ANOTHER cup fixture, another victory and another reason for Gus Poyet to voluntarily recede his own hairline.
The contrast between the Sunderland struggling in the Premier League and the Sunderland excelling in both cup competitions is so stark that it’s almost alarming.
Last week the Uruguayan has vented his frustrations at such a dearth in consistency.
There’s no doubt that the cup competitions have been of benefit to the Black Cats.
The confidence they have gained from seeing off the likes of Chelsea and Manchester United to reach the Capital One Cup final has definitely translated to league performances and the team’s best spell of the season in the league was, arguably, in and around the time of the semi-final matches against United.
The reason Gus Poyet’s men still find themselves entrenched in the relegation battle is that lack of consistency.
If they gave points for winning rounds in the cup competitions then Sunderland would be on exactly the same total they are currently on, having only played a third of the games they have in the league.
It’s startling, quite frankly.
As Sunderland head into the most important part of their Premier League season, however, this cup success can suddenly look like somewhat of a hindrance to the Black Cats’ ultimate goal of Premier League survival.
Progressing to the League Cup final means the home game against West Brom has to be rearranged and overcoming Southampton in the FA Cup this weekend leaves the away fixture at Liverpool to receive the same treatment.
Throw in the postponed match against Manchester City and potential FA Cup replays and Sunderland are facing a serious fixture congestion at the tail end of the season.
Just this week, Hull boss Steve Bruce lambasted the fixture pile-up his side are facing after their draw with Brighton in the FA Cup and it is likely to be worse for Sunderland.
UEFA regulations state that no Premier League games can be rearranged for the same night as a Champions League or Europa League round of fixtures and so this means none of the Black Cats’ games can be rearranged for before April.
This could leave Gus Poyet’s men facing the exhaustive prospect of playing Saturday-Wednesday from April till the end of the season. The only other option would be to play on the Monday of a European football week, but playing Saturday and Monday is something you’d imagine Poyet and his counterparts will be keen to avoid.

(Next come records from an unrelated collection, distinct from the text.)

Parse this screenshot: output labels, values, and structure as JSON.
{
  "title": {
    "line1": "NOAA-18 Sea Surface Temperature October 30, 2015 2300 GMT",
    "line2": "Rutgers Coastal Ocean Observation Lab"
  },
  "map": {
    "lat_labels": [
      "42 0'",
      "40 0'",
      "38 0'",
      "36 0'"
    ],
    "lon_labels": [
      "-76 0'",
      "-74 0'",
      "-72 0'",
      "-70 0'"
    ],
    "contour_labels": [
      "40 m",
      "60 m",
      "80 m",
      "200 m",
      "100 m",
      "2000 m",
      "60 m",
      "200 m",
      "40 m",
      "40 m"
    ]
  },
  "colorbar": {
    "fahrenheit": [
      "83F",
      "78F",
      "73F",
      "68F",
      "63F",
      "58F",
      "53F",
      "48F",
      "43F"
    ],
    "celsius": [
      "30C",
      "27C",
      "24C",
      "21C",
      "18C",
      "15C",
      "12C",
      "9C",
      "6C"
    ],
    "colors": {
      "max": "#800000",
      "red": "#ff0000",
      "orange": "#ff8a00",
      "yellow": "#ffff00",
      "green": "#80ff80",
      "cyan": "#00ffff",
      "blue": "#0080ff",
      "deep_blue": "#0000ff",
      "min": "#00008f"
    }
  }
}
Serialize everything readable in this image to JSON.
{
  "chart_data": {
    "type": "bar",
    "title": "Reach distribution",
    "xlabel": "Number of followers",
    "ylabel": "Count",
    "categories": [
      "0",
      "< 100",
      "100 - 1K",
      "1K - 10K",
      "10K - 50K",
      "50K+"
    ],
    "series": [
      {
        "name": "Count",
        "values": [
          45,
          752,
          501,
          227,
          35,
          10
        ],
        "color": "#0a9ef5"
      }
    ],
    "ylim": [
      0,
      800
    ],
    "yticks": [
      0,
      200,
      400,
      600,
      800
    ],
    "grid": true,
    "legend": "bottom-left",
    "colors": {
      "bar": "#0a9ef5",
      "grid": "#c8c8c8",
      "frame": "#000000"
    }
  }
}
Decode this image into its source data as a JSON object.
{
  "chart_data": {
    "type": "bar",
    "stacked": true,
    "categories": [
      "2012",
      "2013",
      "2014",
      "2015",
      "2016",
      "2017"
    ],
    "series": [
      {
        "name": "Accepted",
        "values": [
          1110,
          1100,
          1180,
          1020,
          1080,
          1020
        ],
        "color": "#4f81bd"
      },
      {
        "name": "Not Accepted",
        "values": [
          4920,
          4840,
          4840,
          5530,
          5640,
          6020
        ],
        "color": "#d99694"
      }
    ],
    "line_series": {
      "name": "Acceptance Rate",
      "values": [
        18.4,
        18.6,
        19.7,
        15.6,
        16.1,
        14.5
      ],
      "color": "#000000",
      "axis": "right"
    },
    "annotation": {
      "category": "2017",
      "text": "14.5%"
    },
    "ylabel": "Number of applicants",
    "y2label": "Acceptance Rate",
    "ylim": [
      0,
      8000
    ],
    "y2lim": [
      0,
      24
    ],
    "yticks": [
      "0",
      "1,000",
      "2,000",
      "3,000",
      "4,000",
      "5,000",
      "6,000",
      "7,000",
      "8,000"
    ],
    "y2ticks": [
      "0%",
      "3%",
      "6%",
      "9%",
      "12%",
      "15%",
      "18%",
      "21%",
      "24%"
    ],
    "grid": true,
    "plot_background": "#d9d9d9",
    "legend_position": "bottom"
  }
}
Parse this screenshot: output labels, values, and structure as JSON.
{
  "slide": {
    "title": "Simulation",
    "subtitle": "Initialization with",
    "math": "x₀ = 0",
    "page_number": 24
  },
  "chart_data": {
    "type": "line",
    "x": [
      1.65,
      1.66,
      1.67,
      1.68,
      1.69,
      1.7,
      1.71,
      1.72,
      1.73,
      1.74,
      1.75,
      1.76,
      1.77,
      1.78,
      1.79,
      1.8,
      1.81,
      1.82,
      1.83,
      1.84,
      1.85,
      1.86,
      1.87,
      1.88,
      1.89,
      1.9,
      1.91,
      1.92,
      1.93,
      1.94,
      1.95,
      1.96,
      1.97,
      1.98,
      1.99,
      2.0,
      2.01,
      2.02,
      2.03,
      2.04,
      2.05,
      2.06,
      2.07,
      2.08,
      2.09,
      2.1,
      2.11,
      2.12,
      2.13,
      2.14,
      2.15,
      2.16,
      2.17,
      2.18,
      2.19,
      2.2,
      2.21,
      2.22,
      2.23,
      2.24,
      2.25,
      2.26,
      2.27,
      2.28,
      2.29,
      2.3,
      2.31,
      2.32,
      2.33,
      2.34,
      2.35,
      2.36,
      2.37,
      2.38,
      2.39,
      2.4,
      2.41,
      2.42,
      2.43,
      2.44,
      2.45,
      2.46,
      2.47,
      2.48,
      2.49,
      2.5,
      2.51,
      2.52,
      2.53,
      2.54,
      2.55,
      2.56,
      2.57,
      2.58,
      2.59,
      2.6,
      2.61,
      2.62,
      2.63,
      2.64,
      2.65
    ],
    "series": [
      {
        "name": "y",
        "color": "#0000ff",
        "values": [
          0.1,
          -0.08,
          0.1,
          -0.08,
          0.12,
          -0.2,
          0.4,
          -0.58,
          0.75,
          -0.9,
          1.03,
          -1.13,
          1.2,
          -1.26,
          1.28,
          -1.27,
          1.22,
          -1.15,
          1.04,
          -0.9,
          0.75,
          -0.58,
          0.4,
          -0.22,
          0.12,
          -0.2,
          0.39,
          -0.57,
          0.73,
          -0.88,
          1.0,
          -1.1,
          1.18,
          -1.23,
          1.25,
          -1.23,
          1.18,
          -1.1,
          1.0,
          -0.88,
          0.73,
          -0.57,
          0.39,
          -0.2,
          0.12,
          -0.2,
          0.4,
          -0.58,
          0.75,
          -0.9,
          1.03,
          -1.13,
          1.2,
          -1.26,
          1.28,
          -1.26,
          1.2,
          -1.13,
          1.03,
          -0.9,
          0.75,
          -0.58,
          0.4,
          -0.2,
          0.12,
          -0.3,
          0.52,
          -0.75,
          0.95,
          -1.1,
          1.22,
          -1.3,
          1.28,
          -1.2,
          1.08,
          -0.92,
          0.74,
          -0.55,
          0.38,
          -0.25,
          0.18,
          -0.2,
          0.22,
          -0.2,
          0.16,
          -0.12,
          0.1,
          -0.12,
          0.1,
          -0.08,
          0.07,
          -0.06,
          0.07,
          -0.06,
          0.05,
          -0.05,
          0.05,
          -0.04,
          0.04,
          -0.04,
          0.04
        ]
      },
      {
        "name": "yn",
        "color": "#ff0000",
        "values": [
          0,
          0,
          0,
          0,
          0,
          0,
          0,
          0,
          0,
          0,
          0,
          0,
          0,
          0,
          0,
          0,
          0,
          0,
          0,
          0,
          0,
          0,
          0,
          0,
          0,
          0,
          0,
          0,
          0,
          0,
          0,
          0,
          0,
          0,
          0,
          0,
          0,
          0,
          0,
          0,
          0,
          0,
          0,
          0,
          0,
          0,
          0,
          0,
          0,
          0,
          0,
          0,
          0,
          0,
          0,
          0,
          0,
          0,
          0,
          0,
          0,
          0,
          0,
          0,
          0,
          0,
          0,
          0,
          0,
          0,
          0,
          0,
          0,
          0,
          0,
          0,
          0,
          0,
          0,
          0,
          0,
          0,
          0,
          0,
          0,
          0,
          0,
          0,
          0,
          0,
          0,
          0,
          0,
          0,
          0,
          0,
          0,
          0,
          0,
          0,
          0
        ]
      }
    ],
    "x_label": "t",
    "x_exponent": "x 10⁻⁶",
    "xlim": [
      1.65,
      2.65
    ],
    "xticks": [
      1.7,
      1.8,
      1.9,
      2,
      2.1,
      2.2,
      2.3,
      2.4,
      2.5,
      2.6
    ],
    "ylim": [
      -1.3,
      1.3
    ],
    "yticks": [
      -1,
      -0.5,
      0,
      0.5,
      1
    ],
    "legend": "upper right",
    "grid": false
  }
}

You only have to look at Wigan last season to see the impact that such a hectic period of fixtures can have.
While they might have had the glory of lifting the FA Cup, they ultimately lost their Premier League status as their small squad couldn’t keep up with the demands of playing so regularly.
The fact that the Latics, in prior years, tended to save their relegation-repelling form for the last third of the season suggests how fatal an impact their run in the FA Cup may well have had.
Poyet does, however, have an arguably stronger and deeper squad at his disposal than Roberto Martinez had at Wigan last season, but as their form in the first half of the season showed, not all of the 23-man squad seems wholly capable of providing cover to be confident in.
When the latter isn’t so keenly getting himself sent off for early baths, John O’Shea and Wes Brown are the first choice centre halves, but given their track record with injury, they may not react too well physically to the constant stream of 90 minutes thrown their way around April time.
That said, Santiago Vergini made his first start against Southampton and looked a very competent replacement for Brown. Poyet won’t want to be relying too much on the wayward Valentin Roberge, however.
The midfield is well covered and the signing of Liam Bridcutt has the potential to be one of the signings of the window. Poyet also boasts a strong set of strikers after the arrival of Nacho Scocco and the return of Connor Wickham from an impressive loan spell at Sheffield Wednesday. Add to this the likes of Fabio Borini, Jozy Altidore and the soon-to-be fit again Steven Fletcher and it’s clear that Poyet isn’t lacking depth up front.
The squad, in terms of numbers, is certainly there to cope with the congestion. Whether the mentality and the ability to keep performance levels up under such strain is there also, only time will tell.
Whatever happens from here on in, in terms of the cup competitions, the Sunderland faithful will be grateful for the highs that their team’s exploits have provided. They won’t look too fondly on their cup runs, however, if they find themselves watching Championship football next season. Just ask Wigan fans.